By the time Mrs. Ivy was revived, Connie and Hattie had joined the group in the hall, and the latter was reading aloud in awe-struck tones the account of the People's Bank failure. The age and reputation of the institution and the prominence of Basil Sequin as a local financier gave the subject grave significance.

"And to think that I should be involved!" wailed Mrs. Ivy. "I've only been treasurer of the W. A. Board for six weeks and this was my first investment! They told me to use my judgment, and I did the best I could! Only last Thursday I went to see Mr. Gilson the broker, you know, about investing the money we're collecting for building the Parish House. He said I had come at the right moment as he had just gotten hold of some of the People's Bank stock, 'gilt edged,' he called it, and I remember just what I said to him, I said, 'Mr. Gilson, I simply let Providence lead me, and it led me to your door!' and I bought it!" sobbed Mrs. Ivy; "forty shares!"

"I suppose Father's lost awfully," said Hattie, sitting round eyed and anxious on the steps.

"And all the Sequins, and Don," added Connie.

"It says that all the stockholders and most of the depositors stand to lose heavily," said Miss Lady, scanning the paper; "I must tell the Doctor at once."

She sped up the steps and knocked breathlessly at his study door. It was only at the second knock that she was bidden to enter.

The Doctor sat at his desk in a long, gray dressing-gown, with a rug across his knees: around him were ranged several straight-backed chairs on which were spread hundreds of pages of closely written manuscript.
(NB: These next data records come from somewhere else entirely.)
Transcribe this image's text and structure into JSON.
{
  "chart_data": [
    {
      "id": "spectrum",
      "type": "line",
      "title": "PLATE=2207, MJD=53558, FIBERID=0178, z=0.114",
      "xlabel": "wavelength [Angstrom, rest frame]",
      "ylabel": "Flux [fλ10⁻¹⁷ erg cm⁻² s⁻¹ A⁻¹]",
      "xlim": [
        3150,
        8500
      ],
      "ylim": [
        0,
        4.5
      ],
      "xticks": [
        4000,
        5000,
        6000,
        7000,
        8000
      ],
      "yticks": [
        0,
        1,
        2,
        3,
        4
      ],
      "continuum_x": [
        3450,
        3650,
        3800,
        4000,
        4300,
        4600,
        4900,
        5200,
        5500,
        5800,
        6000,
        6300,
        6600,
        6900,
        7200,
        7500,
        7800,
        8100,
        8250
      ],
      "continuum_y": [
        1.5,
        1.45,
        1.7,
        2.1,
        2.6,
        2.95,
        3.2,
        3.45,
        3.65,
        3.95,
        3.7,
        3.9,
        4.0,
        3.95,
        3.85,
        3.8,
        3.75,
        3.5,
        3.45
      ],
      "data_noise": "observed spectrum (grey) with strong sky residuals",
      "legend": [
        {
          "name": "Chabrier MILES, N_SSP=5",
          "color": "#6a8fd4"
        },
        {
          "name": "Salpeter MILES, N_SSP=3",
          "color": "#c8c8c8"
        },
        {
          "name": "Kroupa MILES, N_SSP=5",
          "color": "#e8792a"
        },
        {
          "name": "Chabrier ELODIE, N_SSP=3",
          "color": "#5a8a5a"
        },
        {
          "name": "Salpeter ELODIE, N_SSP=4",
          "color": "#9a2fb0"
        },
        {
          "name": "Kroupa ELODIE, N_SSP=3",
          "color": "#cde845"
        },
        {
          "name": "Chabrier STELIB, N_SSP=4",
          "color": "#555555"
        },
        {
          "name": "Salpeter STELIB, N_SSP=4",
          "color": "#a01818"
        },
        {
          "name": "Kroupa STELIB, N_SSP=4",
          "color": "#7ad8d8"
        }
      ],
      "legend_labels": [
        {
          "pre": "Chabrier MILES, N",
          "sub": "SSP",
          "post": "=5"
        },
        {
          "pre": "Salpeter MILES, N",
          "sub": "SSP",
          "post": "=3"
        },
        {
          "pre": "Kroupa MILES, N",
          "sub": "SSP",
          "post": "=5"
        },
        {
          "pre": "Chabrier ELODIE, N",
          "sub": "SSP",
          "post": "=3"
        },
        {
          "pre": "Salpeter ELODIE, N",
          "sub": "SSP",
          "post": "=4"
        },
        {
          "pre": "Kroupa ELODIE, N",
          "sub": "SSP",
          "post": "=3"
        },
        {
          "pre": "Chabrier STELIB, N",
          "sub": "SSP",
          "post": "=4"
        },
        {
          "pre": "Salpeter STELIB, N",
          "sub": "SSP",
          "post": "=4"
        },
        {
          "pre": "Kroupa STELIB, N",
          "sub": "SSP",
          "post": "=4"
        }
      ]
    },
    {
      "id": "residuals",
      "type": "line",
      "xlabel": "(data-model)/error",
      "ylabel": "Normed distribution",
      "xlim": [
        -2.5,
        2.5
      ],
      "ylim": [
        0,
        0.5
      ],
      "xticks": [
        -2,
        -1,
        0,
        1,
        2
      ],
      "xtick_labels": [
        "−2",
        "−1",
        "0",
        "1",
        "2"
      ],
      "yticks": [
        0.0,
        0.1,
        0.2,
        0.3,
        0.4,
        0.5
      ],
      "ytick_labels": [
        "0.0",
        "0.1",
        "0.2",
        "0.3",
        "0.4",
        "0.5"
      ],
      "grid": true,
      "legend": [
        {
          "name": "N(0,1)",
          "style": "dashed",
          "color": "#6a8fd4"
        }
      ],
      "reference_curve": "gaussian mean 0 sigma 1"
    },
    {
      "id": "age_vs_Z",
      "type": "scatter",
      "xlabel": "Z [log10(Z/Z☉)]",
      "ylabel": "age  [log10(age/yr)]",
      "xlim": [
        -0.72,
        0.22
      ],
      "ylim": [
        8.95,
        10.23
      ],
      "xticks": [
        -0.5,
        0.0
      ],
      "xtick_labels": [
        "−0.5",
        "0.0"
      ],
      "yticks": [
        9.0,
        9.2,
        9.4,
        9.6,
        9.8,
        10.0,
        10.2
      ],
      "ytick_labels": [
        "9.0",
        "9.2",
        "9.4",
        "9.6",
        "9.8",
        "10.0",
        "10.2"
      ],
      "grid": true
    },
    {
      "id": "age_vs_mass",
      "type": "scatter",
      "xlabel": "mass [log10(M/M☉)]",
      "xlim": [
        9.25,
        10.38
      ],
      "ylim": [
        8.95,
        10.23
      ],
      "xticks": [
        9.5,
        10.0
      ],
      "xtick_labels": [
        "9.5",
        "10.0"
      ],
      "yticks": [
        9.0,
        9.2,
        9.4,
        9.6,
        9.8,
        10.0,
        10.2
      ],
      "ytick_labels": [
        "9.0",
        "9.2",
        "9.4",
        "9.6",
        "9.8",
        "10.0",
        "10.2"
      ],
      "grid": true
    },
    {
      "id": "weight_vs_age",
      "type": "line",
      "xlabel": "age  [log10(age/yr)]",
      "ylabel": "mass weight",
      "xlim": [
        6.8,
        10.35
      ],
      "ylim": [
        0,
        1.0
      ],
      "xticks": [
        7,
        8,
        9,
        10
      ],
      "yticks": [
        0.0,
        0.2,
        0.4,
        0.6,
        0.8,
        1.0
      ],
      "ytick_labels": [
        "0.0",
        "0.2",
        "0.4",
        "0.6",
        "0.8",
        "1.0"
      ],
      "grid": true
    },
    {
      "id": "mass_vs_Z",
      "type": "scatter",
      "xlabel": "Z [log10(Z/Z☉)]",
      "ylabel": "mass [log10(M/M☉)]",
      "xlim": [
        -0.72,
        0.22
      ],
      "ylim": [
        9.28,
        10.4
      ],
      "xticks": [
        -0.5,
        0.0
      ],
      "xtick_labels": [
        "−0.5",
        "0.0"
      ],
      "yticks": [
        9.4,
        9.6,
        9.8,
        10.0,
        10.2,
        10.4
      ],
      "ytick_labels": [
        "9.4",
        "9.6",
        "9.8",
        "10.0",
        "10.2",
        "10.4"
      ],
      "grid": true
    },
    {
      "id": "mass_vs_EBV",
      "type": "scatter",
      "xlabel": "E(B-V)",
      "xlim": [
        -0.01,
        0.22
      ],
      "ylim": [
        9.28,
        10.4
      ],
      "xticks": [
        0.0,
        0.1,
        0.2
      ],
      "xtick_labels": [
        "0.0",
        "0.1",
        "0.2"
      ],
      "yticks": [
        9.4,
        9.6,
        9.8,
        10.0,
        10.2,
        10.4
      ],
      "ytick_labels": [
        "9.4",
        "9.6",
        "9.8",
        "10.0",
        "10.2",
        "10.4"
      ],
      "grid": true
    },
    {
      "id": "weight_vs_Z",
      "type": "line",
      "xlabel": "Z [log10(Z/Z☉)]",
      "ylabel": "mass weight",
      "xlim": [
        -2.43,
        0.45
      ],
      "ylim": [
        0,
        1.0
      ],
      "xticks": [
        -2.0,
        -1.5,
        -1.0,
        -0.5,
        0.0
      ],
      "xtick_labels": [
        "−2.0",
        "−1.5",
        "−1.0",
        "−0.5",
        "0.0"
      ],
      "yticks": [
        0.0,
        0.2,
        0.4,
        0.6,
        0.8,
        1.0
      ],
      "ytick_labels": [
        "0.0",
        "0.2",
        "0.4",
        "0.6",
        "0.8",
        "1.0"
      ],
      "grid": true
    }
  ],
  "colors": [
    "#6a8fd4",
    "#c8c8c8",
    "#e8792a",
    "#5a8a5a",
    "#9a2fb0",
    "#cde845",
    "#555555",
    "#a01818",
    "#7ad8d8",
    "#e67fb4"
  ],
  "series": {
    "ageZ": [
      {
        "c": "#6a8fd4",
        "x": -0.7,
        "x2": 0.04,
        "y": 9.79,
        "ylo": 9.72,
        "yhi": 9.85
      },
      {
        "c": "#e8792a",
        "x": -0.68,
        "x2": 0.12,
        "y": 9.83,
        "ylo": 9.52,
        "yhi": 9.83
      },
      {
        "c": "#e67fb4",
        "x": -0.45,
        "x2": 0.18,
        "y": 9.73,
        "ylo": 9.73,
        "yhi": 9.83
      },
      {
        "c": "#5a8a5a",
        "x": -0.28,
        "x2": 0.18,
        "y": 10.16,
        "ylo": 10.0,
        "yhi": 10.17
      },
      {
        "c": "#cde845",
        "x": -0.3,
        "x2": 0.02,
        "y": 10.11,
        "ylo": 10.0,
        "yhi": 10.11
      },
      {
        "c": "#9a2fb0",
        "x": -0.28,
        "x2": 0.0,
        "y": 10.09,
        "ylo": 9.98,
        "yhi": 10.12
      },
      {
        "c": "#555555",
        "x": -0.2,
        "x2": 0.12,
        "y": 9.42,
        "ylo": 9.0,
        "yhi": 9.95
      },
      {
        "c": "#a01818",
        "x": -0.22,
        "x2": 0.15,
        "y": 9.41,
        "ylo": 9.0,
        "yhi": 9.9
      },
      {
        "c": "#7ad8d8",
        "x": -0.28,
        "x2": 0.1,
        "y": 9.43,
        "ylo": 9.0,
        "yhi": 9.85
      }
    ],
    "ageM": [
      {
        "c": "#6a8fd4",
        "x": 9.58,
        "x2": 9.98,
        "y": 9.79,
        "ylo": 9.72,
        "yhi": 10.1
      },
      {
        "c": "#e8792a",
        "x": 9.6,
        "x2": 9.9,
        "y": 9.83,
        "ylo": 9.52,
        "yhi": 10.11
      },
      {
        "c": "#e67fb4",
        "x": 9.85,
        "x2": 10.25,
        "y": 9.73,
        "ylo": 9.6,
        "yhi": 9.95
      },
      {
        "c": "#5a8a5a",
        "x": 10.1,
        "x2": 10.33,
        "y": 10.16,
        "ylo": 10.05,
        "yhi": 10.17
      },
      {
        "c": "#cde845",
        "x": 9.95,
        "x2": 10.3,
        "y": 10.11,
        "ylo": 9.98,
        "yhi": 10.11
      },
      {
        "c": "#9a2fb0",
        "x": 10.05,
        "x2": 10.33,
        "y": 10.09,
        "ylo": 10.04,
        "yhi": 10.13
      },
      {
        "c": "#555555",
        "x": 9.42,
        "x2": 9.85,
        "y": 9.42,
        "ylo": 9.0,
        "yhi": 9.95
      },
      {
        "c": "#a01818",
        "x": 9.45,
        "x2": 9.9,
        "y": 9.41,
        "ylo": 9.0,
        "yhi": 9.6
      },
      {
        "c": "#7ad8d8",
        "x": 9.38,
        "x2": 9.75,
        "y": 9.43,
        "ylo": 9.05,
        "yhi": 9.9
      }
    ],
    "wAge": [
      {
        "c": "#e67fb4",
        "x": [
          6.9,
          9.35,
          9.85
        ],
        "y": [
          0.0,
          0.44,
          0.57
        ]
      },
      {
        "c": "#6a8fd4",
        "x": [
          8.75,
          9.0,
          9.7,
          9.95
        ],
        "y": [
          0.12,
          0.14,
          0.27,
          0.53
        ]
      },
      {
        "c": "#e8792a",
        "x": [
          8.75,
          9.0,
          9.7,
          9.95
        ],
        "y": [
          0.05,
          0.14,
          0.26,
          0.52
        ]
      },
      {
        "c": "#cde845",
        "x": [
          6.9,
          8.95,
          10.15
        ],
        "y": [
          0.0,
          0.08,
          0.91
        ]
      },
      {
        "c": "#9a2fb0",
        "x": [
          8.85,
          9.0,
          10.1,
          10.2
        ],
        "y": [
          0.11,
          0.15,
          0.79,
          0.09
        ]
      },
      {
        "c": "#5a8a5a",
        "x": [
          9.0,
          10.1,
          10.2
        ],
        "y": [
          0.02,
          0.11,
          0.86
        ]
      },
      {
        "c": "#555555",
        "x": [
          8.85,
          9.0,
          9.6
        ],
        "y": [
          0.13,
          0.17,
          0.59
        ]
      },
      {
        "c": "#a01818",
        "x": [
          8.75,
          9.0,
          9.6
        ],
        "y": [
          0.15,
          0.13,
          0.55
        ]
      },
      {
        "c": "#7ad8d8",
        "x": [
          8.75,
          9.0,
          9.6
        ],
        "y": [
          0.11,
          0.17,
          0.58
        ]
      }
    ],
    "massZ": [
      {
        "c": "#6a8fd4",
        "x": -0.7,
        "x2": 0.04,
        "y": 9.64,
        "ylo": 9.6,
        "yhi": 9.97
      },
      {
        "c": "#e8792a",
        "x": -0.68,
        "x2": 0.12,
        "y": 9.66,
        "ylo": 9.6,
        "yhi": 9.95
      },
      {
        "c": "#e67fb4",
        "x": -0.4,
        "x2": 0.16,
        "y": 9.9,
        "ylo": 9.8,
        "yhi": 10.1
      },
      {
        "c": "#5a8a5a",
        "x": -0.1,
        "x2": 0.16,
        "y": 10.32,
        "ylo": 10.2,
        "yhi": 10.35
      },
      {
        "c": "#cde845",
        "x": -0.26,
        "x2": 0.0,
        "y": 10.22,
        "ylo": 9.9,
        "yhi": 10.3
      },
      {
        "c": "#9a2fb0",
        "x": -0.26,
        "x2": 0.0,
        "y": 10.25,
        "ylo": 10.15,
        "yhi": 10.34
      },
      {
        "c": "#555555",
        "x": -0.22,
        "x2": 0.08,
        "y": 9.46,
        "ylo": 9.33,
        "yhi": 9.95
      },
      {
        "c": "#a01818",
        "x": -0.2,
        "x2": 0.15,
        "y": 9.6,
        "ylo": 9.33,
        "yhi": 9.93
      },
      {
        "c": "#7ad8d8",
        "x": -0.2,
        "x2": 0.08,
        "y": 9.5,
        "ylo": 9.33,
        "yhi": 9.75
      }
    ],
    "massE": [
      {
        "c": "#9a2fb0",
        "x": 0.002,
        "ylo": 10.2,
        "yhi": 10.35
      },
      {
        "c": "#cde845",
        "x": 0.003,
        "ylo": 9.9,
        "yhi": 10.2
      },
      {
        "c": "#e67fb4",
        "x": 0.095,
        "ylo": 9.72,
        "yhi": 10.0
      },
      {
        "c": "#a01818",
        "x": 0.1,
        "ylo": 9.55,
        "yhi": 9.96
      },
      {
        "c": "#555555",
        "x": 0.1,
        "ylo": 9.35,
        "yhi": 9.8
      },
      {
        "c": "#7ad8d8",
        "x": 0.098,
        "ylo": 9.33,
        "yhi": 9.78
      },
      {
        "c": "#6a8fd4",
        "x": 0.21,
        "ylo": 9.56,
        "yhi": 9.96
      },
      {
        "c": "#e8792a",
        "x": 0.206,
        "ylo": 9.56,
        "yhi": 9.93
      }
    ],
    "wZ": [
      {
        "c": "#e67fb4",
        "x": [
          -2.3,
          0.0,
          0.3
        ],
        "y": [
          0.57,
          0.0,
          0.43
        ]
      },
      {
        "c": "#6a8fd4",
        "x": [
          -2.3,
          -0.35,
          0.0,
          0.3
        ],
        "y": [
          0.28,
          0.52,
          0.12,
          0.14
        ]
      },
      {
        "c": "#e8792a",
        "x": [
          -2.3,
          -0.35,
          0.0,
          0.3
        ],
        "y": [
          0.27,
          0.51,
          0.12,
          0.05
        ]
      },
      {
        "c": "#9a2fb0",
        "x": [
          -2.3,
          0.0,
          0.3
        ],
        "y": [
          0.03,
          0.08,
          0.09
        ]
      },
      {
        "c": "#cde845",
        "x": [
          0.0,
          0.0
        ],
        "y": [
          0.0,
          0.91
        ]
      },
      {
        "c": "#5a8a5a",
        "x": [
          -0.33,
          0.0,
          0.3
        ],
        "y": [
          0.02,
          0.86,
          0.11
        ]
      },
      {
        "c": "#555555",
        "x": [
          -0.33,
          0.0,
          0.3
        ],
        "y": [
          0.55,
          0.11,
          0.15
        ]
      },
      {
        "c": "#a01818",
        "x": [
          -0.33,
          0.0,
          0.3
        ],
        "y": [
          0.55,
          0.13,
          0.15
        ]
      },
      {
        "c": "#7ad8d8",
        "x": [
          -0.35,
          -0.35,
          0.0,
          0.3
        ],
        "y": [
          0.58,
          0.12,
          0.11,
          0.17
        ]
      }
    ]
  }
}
At his elbow on a stand was an immense dictionary, from which he lifted a pair of absorbed and preoccupied eyes.

"Doctor!" Miss Lady burst out impetuously, "the Bank has failed--the paper says--"

"If you please!" the Doctor raised an imploring hand; "don't tell me now. The news will keep and I am in a most critical stage of my summary. Today's work is important, very important. Kindly close the door."

Miss Lady stood in the hall without and stared at the drab-colored wallpaper. A fierce anger rose in her, not against the Doctor, but against that vampire work which was sucking all the vitality and sympathy and understanding out of him. She was eager to bear his burdens; she was willing to fight his battles; but it was hard to take his side single-handed against herself. She wanted love, and affection and sympathy, and she wanted a manly shoulder to weep on when the way became too hard. But the Doctor's slanting, scholarly shoulder afforded no resting-place for a world-weary head.

"Mis' Squeerington!" called Myrtella from the lower floor. "The grocery man didn't have no beets, and his new potatoes is hard as rocks, an' if I was you I'd go over to Smithers jes' to spite him out fer a spell. And I fergot to tell you that that there Mr. Wicker called you up a hour ago, an' sez the case was lost. I don't know what he meant. I hope he ain't lost it 'round here. Next thing I hear they'll be sayin' I took it!"